According to Carolyn Rodrigues Birkett, Director of FAO’s Liaison Office in Geneva, in developing countries, the agriculture sector absorbs about 22 percent of the total damage and losses caused by natural hazards, 84 percent if one considers drought alone.
“No sector is more sensitive than agriculture and no solution to climate change and disasters will be complete without agricultural inputs,” she said at the opening of a panel discussion on Integrating Climate Change Adaptation and Disaster Risk Reduction.
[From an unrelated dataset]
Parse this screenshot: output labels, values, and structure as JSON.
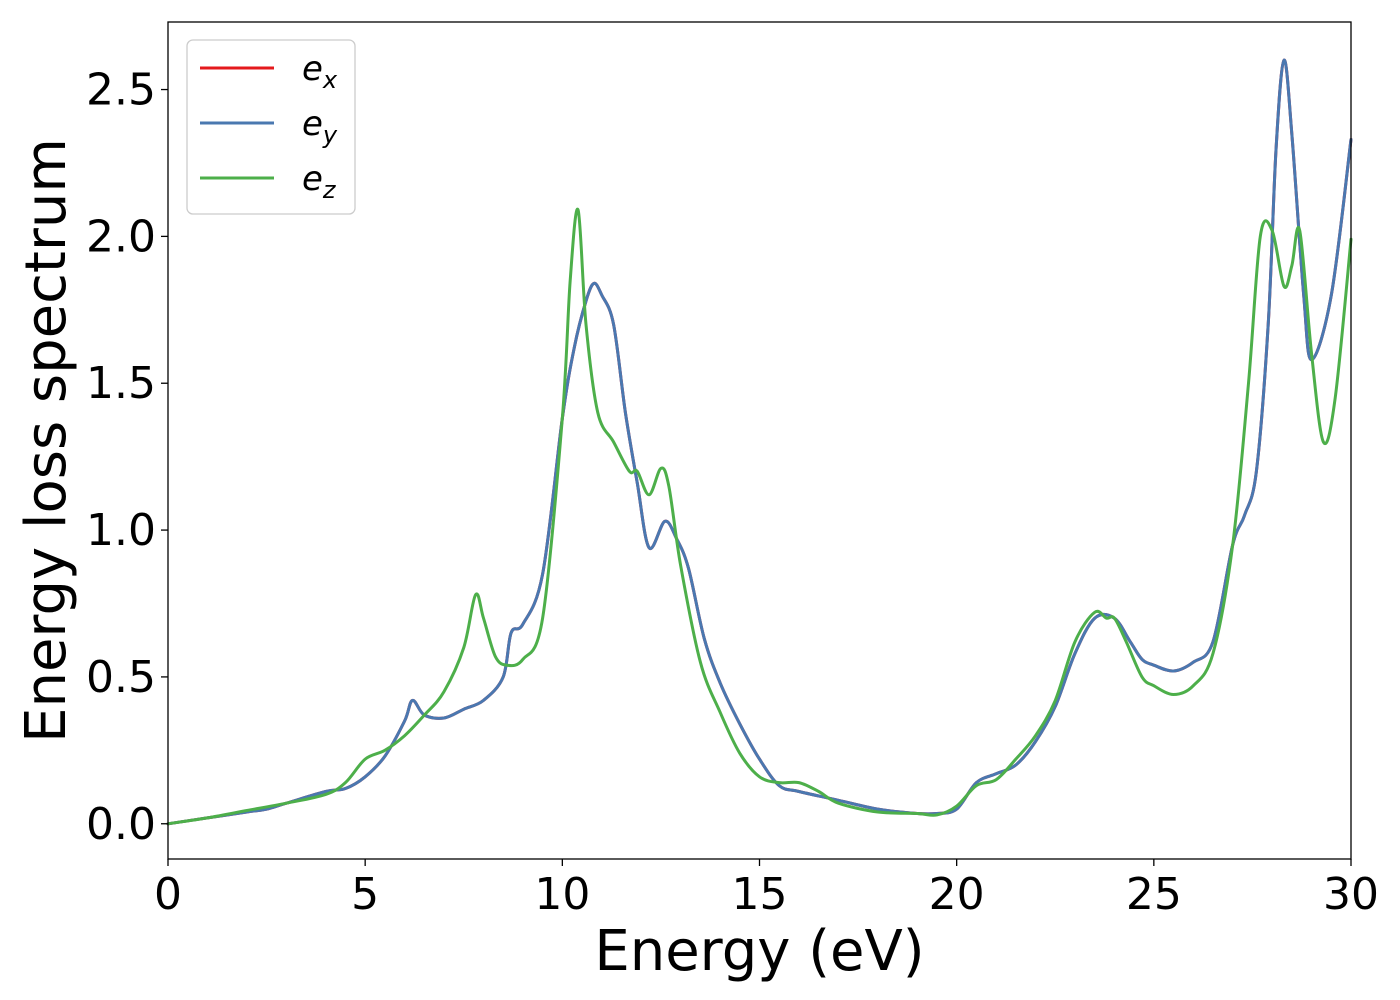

Source: United Nations Office for Disaster Risk Reduction
Farmers are at the front line of climate change, staring down droughts, extreme rainfall, flooding and storms to continue producing food for everyone else. But what happens if farmers cannot absorb the damages and are forced to discontinue food production? In Indonesia, for example, around 93 percent of Indonesia’s farmers are small family farmers for food crops such as rice, corn and cassava, as well as cash crops like palm oil and rubber. Many of them struggle with poverty, with almost one fifth of them living below the national poverty line.
Mitigating climate damage to key food crops
Towards building farmers’ resilience, the region’s governments have started moving towards setting up risk transfer mechanisms, such as insurance for the agricultural sector at different levels. In the region, Thailand, Vietnam, the Philippines, Indonesia, Cambodia and Myanmar have tested and developed specific models of government-subsidized insurance-based schemes to protect against the worst damage due to extreme weather events, all at different levels of implementation.
In Indonesia, after a few pilot projects, the government there launched the National Agricultural Scheme for rice farmers in 2015. However, despite the strong participation of the public sector where 80 percent of premiums is subsidised locally, the penetration of such financial instruments is still low while coverage for crops other than rice is limited. Agricultural Insurance Specialist, Margherita Bavagnoli said that the main challenges are not only to increase the uptake from farmers, but also to develop a strategy for long-term sustainability of those instruments.
“Obviously, financial burden is one of the reasons for low penetration. However, many other variables are seen as playing almost equal importance in the success or failure of such products. As long as farmers do not fully understand the importance of such products, and the private sector does not play an active role in creating a market, such measures will only remain a social protection measure provided by governments. This is hardly sustainable in the long run,” explained Bavagnoli.
The IPCC has warned that rice yields and quality will likely face reduction. This is true for most other staple foods such as maize, wheat and other cereal crops. Governments, the private sector and other stakeholders need to help farmers continue to produce and be profitable as the climate worsens, without whom, there will be no food on our tables.